Every new technology begins with naive euphoria—its inventor(s) are usually submersed in the ideas themselves; it is their immediate colleagues that experience most of the wild enthusiasm. Most technologies are overpromised, more often than not simply to generate funds to continue the work, for funding is an integral part of scientific development; without it, only the most imaginative and revolutionary ideas make it beyond the embryonic stage. Hype is a natural handmaiden to overpromise, and most technologies build rapidly to a peak of hype. Following this, there is almost always an overreaction to ideas that are not fully developed, and this inevitably leads to a crash of sorts, followed by a period of wallowing in the depths of cynicism. Many new technologies evolve to this point, and then fade away. The ones that survive do so because someone finds a good use (= true user benefit) for the basic ideas.

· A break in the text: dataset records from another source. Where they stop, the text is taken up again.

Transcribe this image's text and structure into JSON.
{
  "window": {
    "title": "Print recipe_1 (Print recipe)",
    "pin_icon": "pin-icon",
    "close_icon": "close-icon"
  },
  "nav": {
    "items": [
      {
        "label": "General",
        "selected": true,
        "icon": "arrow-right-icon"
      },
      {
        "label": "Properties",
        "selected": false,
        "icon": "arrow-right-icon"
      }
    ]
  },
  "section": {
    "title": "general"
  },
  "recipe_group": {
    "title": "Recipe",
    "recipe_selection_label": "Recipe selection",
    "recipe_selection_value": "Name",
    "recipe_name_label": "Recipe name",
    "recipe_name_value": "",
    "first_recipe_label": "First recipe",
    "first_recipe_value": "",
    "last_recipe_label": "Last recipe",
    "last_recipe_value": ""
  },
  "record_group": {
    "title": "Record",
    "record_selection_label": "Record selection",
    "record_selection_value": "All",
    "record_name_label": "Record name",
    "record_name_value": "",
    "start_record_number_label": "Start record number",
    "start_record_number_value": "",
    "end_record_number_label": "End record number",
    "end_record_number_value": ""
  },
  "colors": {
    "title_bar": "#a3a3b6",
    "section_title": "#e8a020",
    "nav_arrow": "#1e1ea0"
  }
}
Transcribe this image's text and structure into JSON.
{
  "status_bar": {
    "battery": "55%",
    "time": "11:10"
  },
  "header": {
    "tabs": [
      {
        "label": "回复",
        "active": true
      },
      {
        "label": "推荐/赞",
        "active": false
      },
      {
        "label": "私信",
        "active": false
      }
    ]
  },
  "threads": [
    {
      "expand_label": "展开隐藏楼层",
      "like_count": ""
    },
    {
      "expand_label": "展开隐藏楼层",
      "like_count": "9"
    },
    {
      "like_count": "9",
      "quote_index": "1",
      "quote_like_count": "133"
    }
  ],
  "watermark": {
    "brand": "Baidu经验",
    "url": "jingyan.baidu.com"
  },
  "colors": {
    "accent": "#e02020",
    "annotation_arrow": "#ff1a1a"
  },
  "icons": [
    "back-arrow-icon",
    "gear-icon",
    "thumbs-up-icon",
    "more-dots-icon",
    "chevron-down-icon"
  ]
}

How true.....Without cynicism true potential of a technological innovation can not be discovered...

Note: I ended up on this while reading an
post from Dennis Forbes on his defence of SQL/RDBMS.

Wednesday, February 17, 2010

Where not to Cloud?

Latest Buzz... Intel's Cloud Chip. It will have 48 cores and will increase the power of what is today by 10-20 times (as quoted by Intel)...

Many more cloudy things popping up everyday... However, it would be good to know the shortcomings of the cloud and related technolgies before jumping onto it like every other chap round the corner...

As rightly pointed out by Gojko Adzic in his excellent post, with cloud platforms all you have is "a bunch of cheap servers with poor IO" .

He also mentions the key constraints of Cloud Deployment

- All cloud servers are equally unreliable
- All servers will be equally impacted by network and IO constraints
- Fundamentally Network is unreliable
- There is no fast shared storage

He mentions some fundamental guidelines while doing cloud deployments

Partition, partition, partition: avoid funnels or single points of failure. Remember that all you have is a bunch of cheap web servers with poor IO. This will prevent bottlenecks and scoring an own-goal by designing a denial of service attack in the system yourself.

Plan on resources not being there for short periods of time. Break the system apart into pieces that work together, but can keep working in isolation at least for several minutes. This will help make the system resilient to networking issues and help with deployment.

Plan on any machine going down at any time. Build in mechanisms for automated recovery and reconfiguration of the cluster. We accept failure in hardware as a fact of life – that’s why people buy database servers with redundant disks and power supplies, and buy them in pairs. Designing applications for cloud deployment simply makes us accept this as a fact with software as well.